NASA Administrator Jim Brindenstine said: "The idea of a helicopter flying in the skies of another planet is thrilling. The Mars Helicopter holds much promise for our future science, discovery, and exploration missions to Mars."

The aim is that the craft will carry out five flights, and would travel further each time, up to a few hundred meters for 90 seconds. If successful, it could give the agency a powerful new tool to examine the planet.

MiMi Aung, Mars Helicopter project manager at JPL, said in a statement: "To make it fly at that low atmospheric density, we had to scrutinize everything, make it as light as possible while being as strong and as powerful as it can possibly be.
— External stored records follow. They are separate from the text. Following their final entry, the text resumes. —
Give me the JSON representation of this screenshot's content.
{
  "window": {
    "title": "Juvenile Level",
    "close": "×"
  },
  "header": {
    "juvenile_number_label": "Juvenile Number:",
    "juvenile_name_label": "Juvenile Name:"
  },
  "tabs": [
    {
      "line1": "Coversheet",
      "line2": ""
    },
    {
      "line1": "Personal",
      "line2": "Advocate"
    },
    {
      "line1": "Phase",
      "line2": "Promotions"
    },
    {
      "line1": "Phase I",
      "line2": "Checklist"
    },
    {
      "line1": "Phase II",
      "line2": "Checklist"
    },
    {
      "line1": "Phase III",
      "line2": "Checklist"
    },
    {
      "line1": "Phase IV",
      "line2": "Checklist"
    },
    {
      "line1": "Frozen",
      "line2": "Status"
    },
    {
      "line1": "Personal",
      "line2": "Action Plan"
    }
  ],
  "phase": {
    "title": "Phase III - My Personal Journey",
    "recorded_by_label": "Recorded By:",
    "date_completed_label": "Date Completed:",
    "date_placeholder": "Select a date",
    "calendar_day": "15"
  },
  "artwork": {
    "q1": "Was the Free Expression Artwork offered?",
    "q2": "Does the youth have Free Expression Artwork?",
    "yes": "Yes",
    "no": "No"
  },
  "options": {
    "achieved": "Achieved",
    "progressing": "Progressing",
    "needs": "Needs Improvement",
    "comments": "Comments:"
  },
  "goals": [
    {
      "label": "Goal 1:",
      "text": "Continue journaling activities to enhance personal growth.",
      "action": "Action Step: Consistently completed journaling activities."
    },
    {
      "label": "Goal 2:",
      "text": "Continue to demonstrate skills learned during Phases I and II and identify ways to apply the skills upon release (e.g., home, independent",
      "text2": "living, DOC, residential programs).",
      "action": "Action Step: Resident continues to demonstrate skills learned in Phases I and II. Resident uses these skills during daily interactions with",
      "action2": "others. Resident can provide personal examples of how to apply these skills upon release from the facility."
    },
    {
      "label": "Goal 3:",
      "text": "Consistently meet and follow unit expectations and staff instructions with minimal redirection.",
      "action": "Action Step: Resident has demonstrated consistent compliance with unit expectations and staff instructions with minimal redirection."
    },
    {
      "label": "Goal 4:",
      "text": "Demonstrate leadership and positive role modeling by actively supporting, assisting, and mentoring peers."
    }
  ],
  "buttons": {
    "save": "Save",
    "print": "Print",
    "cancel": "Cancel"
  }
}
"We don't have a pilot and Earth will be several light minutes away, so there is no way to joystick this mission in real time. Instead, we have an autonomous capability that will be able to receive and interpret commands from the ground, and then fly the mission on its own," she said.

Mars 2020 will launch from Cape Canaveral Air Force Station in Florida in July that year and is expected to reach the planet in February 2021 where it will look at whether living on the Red Planet is viable.

Instruments aboard the Mars rover will collect rock and soil samples and encase them in sealed tubes to be left on the surface for potential return to Earth. Last month, the agency had to issue a statement that the unexpected fracture of a heat shield for the rover would cause a delay to the mission.